Schneide dann mit der Rasierklinge eine flache Linie entlang des Randes der Scheibe, um die Saphirscheibe vom Epoxidharz zu trennen. Tauchen Sie die Scheibe etwa 10 Sekunden lang in flüssigen Stickstoff, um die Scheibe vom Rest des Harzes zu trennen. Übertragen Sie das Harz unter ein Präpariermikroskop und kleben Sie die Probe auf den Mikroskoptisch.

Suchen Sie mit einer vier- bis zehnfachen Vergrößerung einen Bereich mit Zellen und schneiden Sie mit einer zweischneidigen Rasierklinge einen zwei mal zwei Millimeter großen Bereich um den interessierenden Bereich herum. Montieren Sie dann die Zellen mit Sekundenkleber auf einen zylindrischen Dummy-Block aus Epoxidharz und inkubieren Sie den Block eine Stunde lang bei 60 Grad Celsius. Nach dem Schneiden auf einem Ultramikrotom übertragen Sie die Proben in ein Transmissionselektronenmikroskop, um sie mit einer 930.000-fachen Vergrößerung abzubilden.

In diesem Bild ist die synaptische Vesikelfusion durch Exozytose zu sehen, die 15 Millisekunden nach Lichtbeginn in der aktiven Zone einer präsynaptischen Membran in einem Hippocampus-Neuron der Maus aufgezeichnet wurde. 100 Millisekunden nach Lichtbeginn ist eine endozytotische Grube in der Nähe der aktiven Zone zu sehen, was eine ultraschnelle Endozytose durch die Nervenzelle verdeutlicht. Nachdem Sie sich dieses Video angesehen haben, sollten Sie ein gutes Verständnis dafür haben, wie man Proben mit Flash- und Freeze-Experimenten verarbeitet.

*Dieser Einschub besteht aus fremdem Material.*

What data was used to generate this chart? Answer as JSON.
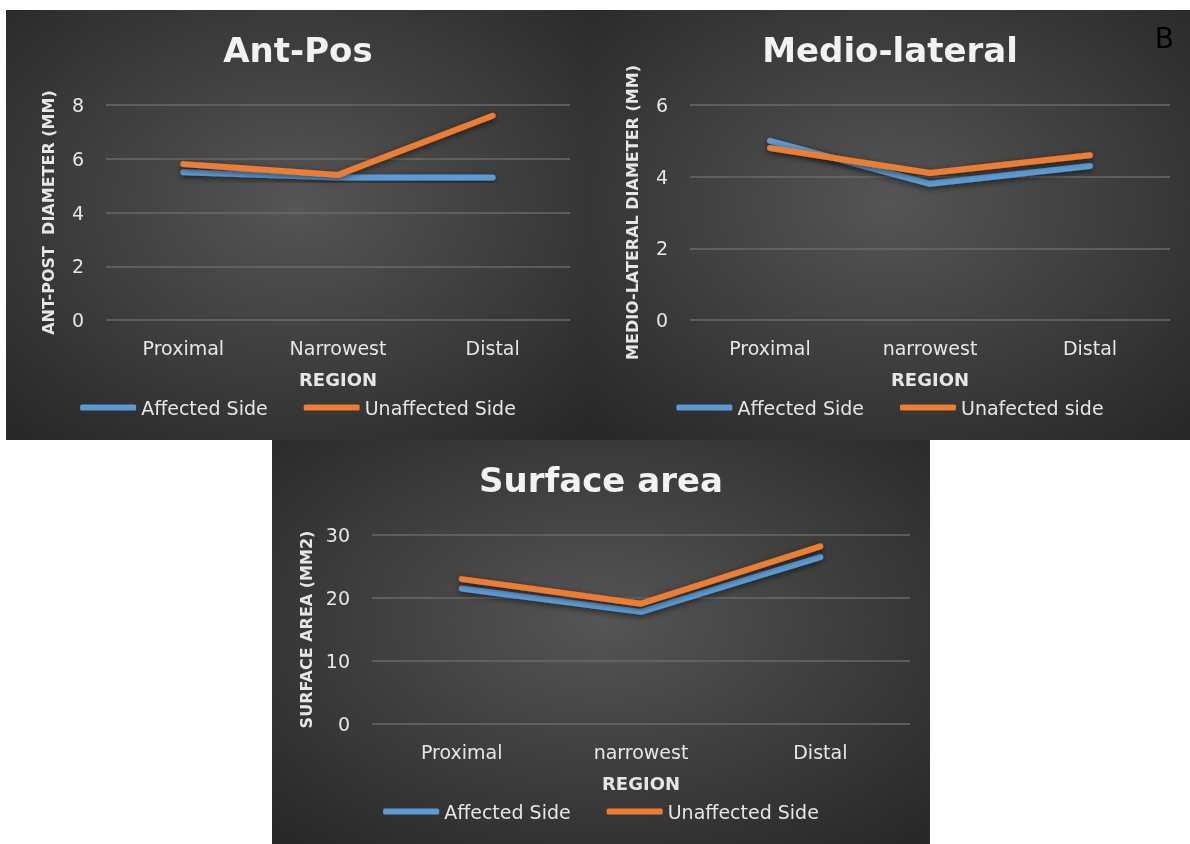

Denken Sie daran, dass die Arbeit mit Glutaraldehyd, Osmiumtetroxid und flüssigem Stickstoff sehr gefährlich sein kann, und stellen Sie daher sicher, dass Sie Schutzkleidung tragen. Sobald Sie diese Prozeduren beherrschen, kann der Einfrierteil dieser Verfahren in ein paar Stunden für 12 Proben durchgeführt werden, aber der Rest der Verfahren, einschließlich Bildgebung und Bildanalyse, kann bis zu Tage, Wochen oder sogar Monate dauern, und so kann es sich um sehr lange Verfahren handeln. Wenn Sie Proteine lokalisieren oder ihre Dynamik visualisieren, können Sie auch verschiedene Protokolle verwenden, um die Antigenität oder Perlmutt von Perlglanzproteinen zu erhalten und ihre Dynamik mit diesen Techniken zu visualisieren.